The Sang Taing Heng Supermarket, and Seattle Fresh Meat offers a regional, Middle Eastern community organic beef, lamb, goat, and more, along with prepared Mediterranean meals. These are the real deal, ethnic markets in the manner of their home countries, unpretentious. They offer not just ingredients you can't find at the big box stores, but they also offer a little bit of authentic cultural experience, minus the airplane fare, boarding lines, and the shoe x-rays.
Further north on MLK Jr. Way the variety holds surprises for the adventurous, small market grocery shopper. At King Square in the 7100 block of MLK Jr. Way, Al Nasar Grocery survives with it's access nearly strangled by Sound Transits blockading destruction. This tiny ethnic market, offers Halal Meat and other products along with traditional international money exchanging services, which are essential to their mostly Middle Eastern customer base. Next door, the KS Food Market offers a more conventional convenience store mix.
Just a block away at S. Myrtle St. the King Plaza has everything. There are at least four restaurants, insurance services, video rentals, jewelry sales, beauty parlors, travel brokers, herbalists, dollar stores, money changers, the offices of the area's Vietnamese language news paper, and the Vina Super market.
Vina is a large Asian grocery retailer, offering hot prepared food, fresh produce, big bags of rice stacked high, and thousands of familiar branded products and food stuffs to a population mostly born on the other side of the dateline from me. Vina is meeting the needs of the ethnically diverse Southeast Seattle community while offering a flavor of another culture for anyone to enjoy.

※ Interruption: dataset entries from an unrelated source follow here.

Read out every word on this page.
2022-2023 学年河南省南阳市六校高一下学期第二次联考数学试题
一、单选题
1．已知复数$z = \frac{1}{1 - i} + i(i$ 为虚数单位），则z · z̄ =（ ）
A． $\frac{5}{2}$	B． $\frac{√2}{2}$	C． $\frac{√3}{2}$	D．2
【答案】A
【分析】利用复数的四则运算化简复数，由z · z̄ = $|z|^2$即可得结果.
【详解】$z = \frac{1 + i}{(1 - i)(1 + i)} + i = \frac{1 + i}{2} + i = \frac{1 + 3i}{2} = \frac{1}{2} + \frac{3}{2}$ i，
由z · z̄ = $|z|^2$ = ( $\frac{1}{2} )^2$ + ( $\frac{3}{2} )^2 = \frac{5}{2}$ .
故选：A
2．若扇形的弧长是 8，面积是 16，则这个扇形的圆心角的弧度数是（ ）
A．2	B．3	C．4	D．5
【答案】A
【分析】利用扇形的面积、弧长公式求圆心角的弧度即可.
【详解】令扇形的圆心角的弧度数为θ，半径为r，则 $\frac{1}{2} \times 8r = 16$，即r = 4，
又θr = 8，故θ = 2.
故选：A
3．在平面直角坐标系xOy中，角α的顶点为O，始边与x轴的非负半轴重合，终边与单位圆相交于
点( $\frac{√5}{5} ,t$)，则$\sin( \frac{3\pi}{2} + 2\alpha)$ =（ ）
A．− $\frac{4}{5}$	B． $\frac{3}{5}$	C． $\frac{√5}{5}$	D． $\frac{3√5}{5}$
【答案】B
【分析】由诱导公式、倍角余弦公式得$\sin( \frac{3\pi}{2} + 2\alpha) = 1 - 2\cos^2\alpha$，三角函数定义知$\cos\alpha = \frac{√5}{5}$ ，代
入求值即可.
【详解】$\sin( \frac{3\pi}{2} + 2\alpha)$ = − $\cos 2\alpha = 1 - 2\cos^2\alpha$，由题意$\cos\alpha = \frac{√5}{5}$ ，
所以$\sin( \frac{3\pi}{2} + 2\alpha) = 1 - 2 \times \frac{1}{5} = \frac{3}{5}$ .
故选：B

Still farther north, Seng Heng Asian market at 6464 MLK Jr. Way is a smaller yet similar market to Vina, which keeps the competition fierce. Across the street, Espy Sausage and Tocino offers still another unique and specialized wholesale and retail food resource.
Viet Wah Superfoods, just a short hop up the road is an economy sized international supermarket catering to a thoroughly globalized community. They seem in many ways to be what QFC or Safeway might be, if they got around a little more and if their buyers back at headquarters could read more than one language.
Up the road and to the right on S. Edmunds you hit Columbia City and Bob's Meats, which I think may be the best butcher shop in the world. Mutual Fish, still further north, has seafood fresh off the plane from everywhere in the world. I think Mutual Fish easily rivals the Pike Place Market for a good seafood shopping experience. And they are only one of many fresh and live fish outlets on Beacon Hill and in the Rainier Valley.
Near the north end of the valley the staff at Borracinni's Bakery and The Delite Bakery will both bake their brains out to keep you in great pies, cakes, and bread of every conceivable description.
This small market diversity reflects who we are in Southeast Seattle, and I like that. The independent small mart, besides being the retail signature of our fascinating cultural and economic blend, is also being discovered as an important model for a more energy efficient retail distribution network.
Such distribution efficiency will be increasingly important for our community's ability to adapt to the more oil-deprived decades to come. If we adapt personally and intervene effectively in the public realm to guide development toward smaller-scaled patterns of development, we have a lot to gain.
If we encourage our future development patterns toward more, and smaller, retailers located much closer to home, the disruption of urban removal and gentrification that is integral to the development of Sound Transit's Link Light Rail might actually help us emerge into a much more energy efficient, human-scaled, small-mart future, with or without national chains.